La mirada que Mariquita dejó caer sobre el duque al oír estas palabras fue tan fiera y encerraba tan dolorosa reconvención, que aquél no pudo menos de cogerle cariñosamente la mano y decirle con cierta emoción:

-Perdóname... eres como una sensitiva... pero, en verdad, no es bueno que una mujer sea ingrata. ¿Qué dirías de mí, si amándome tú como te ama Melchor, te tratara como le tratas?

-¿Podría eso suceder? No... no quiero saberlo... -exclamó Mariquita con horror, y se alejó otra vez del duque yendo a ocultarse en su casa.

Pero doña Dorotea y su padre que acababan de aparecer en lo alto de la calle habían llegado a tiempo para ver que un caballero envuelto en una capa negra había estrechado entre las suyas la mano de Mariquita, mientras Melchor, sin atreverse a ir ni hacia adelante ni hacia atrás, permanecía fijo en medio de la calle, contemplando aquella escena que alumbrada por el crepúsculo debía parecerle iluminada por el infierno.

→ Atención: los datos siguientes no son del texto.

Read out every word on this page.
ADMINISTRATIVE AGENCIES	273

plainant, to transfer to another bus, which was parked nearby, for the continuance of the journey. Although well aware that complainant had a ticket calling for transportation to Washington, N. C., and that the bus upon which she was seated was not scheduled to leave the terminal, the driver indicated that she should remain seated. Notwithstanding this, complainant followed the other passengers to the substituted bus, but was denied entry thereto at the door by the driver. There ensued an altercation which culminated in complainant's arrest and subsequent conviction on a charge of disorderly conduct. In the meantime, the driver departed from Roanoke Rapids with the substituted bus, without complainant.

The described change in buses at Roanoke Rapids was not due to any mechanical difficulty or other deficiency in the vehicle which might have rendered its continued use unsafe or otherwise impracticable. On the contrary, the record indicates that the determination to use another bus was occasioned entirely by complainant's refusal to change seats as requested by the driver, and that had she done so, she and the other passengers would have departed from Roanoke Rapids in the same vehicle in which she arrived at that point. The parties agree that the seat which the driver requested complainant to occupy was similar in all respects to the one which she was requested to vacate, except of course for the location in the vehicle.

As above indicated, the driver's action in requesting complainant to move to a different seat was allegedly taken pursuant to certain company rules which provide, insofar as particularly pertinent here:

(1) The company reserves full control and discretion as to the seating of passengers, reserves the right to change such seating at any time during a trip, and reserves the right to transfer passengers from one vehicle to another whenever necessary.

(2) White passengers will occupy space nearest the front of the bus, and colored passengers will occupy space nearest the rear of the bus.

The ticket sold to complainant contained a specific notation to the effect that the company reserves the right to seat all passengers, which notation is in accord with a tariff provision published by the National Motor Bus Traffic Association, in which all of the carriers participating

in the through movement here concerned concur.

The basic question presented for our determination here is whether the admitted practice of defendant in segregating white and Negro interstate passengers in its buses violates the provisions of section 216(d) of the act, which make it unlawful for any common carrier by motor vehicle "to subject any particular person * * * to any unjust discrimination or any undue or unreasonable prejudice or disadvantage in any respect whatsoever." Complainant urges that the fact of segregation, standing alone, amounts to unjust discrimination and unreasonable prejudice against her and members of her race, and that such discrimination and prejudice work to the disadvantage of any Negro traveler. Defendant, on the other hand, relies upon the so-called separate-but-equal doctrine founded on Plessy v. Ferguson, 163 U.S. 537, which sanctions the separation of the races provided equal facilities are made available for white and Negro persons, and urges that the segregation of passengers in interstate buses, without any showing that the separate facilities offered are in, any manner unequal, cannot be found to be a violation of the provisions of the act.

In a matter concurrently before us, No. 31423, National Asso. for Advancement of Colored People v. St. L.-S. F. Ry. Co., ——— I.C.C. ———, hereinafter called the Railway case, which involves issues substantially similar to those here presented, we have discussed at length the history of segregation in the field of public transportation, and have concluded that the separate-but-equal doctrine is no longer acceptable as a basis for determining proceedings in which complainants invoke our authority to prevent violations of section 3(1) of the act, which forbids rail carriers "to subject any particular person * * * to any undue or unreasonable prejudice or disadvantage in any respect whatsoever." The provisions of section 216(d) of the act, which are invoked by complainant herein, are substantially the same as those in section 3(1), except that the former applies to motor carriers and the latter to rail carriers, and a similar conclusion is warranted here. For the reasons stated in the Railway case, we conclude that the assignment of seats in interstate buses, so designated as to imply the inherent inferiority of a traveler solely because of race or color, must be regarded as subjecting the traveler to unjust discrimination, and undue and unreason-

En cambio, doña Dorotea, que había adivinado a la primera mirada lo que significaba semejante cuadro, no pudo menos que exclamar llena de consternación mientras ocultaba el rostro entre las manos.

-¡Ay!... Pedro de mi alma, que hemos llegado tarde... ya buscó... ya buscó... lo que le ha menester.

Apoyóse entonces en el brazo de su atribulado hermano, y le impidió así correr tras del seductor caballero de la capa negra, quien, por no comprometer más a la pobre Mariquita, se deslizó rápidamente por una cercana travesía.